Air Quality by City
South Asian cities dominate the global air quality rankings — for the wrong reasons. Lahore, Delhi, Dhaka, Karachi routinely exceed WHO PM2.5 guidelines by 10-20×. Beijing has improved substantially from 2013 peaks but remains above guidelines. Even 'clean' OECD cities (most European, all North American) typically exceed the WHO 5 µg/m³ annual guideline.
Key insights
Indian and Pakistani cities lead pollution rankings
Delhi NCR, Lahore, Karachi, Dhaka, Kolkata, Mumbai, and many other South Asian cities run 10-20× WHO guideline. Sources: vehicle emissions (especially diesel, two-wheelers), industrial activity, biomass burning (crop residue, especially November in Punjab), construction dust, cooking fires. Pollution peaks November-February with weather inversions. Mortality and morbidity impact is massive — Indian PM2.5 estimated to reduce life expectancy by 5+ years on average.
China has improved substantially
Beijing PM2.5 fell from ~90 µg/m³ (2013 peak) to ~35 µg/m³ (2023). Result of aggressive policy: coal plant closures around the city, vehicle standards (China VI from 2020), industry relocation, dust controls. Other Chinese cities have improved similarly. Levels remain ~7× WHO guideline but vastly better than 10 years ago. The Chinese experience demonstrates rapid improvement is possible with sustained policy.

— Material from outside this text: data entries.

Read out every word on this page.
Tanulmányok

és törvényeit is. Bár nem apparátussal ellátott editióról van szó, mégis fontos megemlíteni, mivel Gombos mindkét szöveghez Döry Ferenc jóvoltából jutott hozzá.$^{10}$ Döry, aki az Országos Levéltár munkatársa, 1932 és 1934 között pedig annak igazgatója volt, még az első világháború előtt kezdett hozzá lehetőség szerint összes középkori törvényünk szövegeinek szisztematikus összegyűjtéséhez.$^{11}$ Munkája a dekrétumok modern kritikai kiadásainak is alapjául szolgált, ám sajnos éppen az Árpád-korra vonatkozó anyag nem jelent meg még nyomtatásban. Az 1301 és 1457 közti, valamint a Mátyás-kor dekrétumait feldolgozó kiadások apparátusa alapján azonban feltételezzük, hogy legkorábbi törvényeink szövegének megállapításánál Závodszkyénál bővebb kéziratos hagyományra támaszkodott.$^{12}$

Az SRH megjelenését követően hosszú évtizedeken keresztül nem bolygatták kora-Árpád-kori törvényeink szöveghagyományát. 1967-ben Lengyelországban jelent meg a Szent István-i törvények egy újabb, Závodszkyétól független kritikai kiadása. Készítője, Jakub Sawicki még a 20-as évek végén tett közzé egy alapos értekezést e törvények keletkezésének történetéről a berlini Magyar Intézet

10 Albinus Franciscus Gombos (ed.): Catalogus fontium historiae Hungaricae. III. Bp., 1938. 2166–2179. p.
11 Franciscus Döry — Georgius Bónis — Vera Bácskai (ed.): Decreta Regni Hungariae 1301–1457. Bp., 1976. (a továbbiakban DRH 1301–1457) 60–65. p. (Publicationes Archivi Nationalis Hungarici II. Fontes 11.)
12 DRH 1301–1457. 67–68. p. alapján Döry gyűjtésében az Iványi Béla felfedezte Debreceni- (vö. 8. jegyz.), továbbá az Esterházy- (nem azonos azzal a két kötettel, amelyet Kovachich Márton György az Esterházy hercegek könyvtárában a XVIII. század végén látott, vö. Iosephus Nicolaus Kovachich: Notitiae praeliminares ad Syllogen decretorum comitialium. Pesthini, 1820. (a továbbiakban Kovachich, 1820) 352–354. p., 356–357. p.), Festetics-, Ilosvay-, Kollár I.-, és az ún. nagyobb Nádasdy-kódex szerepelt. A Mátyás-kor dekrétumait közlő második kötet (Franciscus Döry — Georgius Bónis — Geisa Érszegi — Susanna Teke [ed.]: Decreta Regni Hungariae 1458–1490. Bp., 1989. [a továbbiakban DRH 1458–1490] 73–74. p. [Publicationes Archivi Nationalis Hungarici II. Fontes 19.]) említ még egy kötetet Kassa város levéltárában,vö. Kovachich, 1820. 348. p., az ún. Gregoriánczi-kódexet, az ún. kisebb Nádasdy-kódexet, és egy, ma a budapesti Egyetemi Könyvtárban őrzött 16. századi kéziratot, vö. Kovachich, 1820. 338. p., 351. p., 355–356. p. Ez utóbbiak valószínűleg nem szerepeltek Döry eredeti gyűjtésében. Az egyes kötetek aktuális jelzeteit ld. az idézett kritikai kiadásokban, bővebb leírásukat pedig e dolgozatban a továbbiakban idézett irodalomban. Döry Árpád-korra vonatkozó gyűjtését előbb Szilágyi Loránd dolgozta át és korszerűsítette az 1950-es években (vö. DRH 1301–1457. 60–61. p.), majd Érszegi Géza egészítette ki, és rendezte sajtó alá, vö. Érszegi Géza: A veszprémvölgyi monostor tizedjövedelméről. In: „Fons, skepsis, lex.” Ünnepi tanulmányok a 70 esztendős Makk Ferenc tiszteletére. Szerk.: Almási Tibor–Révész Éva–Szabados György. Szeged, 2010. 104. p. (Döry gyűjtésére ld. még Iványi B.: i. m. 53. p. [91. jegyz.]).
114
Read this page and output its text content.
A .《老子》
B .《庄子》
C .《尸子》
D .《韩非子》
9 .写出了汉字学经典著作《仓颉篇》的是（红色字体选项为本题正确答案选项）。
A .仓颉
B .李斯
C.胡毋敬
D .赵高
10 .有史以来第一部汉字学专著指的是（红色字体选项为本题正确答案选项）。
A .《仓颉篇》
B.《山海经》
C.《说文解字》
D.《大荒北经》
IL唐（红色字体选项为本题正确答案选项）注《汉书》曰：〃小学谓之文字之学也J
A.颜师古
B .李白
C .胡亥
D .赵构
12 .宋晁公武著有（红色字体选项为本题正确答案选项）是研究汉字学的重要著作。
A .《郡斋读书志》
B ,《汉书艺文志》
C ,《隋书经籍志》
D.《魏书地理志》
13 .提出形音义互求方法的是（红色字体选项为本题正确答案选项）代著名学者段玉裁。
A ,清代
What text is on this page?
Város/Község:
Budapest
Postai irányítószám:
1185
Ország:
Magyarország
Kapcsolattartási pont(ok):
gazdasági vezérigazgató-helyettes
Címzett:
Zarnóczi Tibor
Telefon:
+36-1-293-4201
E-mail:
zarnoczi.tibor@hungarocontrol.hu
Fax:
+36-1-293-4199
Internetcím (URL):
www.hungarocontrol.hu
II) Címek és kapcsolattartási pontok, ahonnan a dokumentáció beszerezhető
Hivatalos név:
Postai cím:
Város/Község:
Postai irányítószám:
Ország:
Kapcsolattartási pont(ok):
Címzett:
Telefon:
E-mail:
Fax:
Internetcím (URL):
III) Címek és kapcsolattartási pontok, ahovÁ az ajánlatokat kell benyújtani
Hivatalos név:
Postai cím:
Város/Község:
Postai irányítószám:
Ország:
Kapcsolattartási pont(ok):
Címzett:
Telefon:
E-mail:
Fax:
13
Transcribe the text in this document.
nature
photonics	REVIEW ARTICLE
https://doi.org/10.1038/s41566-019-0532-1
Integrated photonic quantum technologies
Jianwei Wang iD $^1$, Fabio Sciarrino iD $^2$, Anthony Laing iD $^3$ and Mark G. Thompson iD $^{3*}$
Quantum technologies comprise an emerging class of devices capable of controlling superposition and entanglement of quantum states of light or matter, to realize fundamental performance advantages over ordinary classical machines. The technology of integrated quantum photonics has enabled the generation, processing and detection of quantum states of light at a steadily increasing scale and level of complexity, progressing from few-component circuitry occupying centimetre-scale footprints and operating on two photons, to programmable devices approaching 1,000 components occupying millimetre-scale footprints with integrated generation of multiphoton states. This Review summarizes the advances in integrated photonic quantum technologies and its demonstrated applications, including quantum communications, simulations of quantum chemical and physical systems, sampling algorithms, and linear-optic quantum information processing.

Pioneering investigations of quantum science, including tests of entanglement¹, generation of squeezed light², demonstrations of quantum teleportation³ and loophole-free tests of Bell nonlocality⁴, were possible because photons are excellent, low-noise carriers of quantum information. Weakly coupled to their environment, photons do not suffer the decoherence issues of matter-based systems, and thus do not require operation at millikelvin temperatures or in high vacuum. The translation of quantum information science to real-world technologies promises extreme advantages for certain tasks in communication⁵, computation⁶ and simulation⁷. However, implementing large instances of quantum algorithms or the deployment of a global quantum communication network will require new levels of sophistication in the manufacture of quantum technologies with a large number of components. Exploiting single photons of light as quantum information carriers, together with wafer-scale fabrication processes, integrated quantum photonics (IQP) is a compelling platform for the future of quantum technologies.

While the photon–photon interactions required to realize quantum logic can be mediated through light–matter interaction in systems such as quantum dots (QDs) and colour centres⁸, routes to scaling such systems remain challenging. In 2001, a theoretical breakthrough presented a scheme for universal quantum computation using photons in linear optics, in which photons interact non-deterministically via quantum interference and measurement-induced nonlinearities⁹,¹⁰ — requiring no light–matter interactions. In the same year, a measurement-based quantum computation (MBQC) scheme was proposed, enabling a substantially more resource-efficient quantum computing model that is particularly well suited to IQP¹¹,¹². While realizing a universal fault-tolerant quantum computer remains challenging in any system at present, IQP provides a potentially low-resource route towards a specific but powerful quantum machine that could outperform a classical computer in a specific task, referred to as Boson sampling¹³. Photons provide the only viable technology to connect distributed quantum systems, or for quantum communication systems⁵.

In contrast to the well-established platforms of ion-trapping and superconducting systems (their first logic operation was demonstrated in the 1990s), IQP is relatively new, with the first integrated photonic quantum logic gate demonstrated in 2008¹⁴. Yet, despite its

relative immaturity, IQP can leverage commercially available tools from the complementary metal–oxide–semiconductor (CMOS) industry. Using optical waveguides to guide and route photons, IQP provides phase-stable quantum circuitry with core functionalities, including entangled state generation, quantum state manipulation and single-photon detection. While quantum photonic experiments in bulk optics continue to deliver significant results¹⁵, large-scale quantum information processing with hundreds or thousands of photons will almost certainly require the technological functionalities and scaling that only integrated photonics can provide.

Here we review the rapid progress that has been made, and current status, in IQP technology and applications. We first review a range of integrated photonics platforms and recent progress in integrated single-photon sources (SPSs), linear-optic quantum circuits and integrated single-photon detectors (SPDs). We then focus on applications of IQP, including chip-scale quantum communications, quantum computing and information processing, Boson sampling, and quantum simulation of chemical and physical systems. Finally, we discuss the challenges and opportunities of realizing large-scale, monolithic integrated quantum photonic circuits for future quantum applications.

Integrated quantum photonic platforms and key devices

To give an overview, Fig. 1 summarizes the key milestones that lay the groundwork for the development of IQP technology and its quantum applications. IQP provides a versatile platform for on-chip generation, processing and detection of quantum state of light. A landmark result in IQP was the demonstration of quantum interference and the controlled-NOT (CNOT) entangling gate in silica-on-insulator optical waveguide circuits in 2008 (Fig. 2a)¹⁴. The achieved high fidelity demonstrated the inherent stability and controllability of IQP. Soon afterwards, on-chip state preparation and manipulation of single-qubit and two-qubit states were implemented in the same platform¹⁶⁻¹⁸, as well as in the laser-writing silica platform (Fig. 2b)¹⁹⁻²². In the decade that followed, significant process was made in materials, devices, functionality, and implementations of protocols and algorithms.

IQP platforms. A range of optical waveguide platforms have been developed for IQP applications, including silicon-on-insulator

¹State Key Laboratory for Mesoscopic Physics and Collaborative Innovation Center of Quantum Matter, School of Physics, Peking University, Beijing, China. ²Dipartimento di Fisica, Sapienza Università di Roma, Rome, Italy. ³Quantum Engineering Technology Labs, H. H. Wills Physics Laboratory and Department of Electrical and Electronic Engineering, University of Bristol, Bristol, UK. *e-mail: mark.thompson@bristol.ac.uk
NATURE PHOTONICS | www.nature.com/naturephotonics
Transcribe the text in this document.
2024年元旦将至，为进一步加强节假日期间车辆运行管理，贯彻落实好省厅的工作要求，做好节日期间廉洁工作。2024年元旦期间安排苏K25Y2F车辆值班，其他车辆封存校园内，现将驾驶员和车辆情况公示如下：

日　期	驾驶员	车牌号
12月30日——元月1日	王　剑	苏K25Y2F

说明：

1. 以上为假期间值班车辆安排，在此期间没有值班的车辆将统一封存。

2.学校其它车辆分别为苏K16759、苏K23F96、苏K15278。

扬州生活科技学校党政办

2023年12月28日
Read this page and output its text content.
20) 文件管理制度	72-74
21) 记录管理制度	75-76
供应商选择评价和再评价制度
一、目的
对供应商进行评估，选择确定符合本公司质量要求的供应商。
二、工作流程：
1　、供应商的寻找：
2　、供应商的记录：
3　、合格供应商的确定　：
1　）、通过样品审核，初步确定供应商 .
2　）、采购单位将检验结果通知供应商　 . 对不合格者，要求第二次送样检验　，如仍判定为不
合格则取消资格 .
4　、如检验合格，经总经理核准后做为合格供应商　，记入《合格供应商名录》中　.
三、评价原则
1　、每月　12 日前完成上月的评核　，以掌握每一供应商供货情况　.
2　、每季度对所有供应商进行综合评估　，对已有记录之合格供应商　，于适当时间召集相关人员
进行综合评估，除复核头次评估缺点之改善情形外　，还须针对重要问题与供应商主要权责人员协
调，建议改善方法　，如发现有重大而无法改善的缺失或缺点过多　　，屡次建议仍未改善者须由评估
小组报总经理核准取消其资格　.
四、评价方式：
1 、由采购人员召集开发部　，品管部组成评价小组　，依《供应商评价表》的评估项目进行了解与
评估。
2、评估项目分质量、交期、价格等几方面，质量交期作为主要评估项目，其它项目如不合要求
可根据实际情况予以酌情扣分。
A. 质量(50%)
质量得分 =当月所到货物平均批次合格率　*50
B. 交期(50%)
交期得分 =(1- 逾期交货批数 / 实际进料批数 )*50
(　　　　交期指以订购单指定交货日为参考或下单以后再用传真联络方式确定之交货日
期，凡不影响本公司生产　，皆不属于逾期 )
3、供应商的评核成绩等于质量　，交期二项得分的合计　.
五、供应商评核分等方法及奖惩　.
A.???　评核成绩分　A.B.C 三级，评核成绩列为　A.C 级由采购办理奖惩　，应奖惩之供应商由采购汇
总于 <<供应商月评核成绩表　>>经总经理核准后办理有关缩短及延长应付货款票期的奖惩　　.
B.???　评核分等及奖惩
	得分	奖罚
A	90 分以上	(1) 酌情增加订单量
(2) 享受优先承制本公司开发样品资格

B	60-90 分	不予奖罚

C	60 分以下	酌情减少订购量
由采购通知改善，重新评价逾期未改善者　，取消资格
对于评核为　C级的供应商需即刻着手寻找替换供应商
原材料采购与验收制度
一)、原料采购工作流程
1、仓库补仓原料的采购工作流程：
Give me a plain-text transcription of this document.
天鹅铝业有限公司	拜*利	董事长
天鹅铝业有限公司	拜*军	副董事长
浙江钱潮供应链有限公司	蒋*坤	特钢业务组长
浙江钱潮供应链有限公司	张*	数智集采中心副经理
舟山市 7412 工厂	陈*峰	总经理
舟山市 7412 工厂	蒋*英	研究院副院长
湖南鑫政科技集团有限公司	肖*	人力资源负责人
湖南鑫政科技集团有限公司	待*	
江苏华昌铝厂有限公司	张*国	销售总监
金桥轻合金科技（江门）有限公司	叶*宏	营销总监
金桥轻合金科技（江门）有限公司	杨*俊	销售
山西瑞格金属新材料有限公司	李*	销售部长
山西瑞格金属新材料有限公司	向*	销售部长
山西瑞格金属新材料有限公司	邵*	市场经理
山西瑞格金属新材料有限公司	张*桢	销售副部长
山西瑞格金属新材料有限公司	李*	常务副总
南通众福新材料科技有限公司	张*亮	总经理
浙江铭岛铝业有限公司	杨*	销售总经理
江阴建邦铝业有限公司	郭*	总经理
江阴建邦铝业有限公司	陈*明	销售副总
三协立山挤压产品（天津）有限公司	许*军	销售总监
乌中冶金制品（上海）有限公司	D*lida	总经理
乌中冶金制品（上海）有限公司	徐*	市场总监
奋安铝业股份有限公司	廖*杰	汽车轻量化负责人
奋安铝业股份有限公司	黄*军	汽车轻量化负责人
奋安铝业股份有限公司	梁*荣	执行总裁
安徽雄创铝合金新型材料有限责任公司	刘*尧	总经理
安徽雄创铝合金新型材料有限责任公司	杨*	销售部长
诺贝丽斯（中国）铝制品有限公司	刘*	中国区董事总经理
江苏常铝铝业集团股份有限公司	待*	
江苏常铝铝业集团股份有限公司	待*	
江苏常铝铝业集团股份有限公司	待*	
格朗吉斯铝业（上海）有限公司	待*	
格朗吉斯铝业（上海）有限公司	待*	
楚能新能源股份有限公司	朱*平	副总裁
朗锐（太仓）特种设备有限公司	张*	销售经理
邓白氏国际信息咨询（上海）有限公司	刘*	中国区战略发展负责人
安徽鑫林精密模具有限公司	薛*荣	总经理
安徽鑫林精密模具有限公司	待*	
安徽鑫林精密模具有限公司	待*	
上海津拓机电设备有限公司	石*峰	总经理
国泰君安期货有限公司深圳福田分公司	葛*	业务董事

Even 'clean' cities exceed WHO guideline
WHO 5 µg/m³ annual guideline is stringent — only Finland, Iceland, and a few small island states meet it nationally. London ~10, Paris ~10, New York ~8, Tokyo ~10, Los Angeles ~12. The 2021 guideline tightening (from 10 to 5) was based on growing evidence that health effects persist at low concentrations. EU is updating Air Quality Directive 2024-25 to tighten standards; full WHO guideline adoption planned for 2030+.
Annual PM2.5 — selected major cities (2023)
µg/m³ (WHO guideline = 5)
Key Finding: South Asian capitals exceed WHO guideline by 15-22×.
Beijing PM2.5 annual average 2013–2024
µg/m³
Key Finding: Beijing PM2.5 fell ~60% over a decade — among the fastest urban air quality improvements globally.
Methodology & caveats
PM2.5 vs PM10
PM2.5 = particulate matter ≤2.5 microns diameter. PM10 = ≤10 microns. PM2.5 is more dangerous (penetrates deep into lungs and bloodstream). Most modern health studies focus on PM2.5. Air quality indices typically combine PM2.5 with PM10, NO2, ozone.
Measurement
PM2.5 measured by: regulatory-grade monitoring stations (gold standard, ~$50k each), low-cost sensors (PurpleAir network, citizen science), satellites (TROPOMI, MODIS — derived). IQAir aggregates available data. Coverage is patchy in many developing countries — actual pollution levels may be higher than reported in low-monitoring regions.
Health impact
WHO estimates ~4.5 million premature deaths annually from outdoor air pollution. Long-term PM2.5 exposure increases risk of: ischemic heart disease, stroke, lung cancer, COPD, lower respiratory infections, increasingly diabetes and dementia. Life-expectancy impact: Indian PM2.5 estimated to reduce life expectancy by 5+ years; Bangladesh similar; even moderately polluted European/US cities show 6-12 month reductions.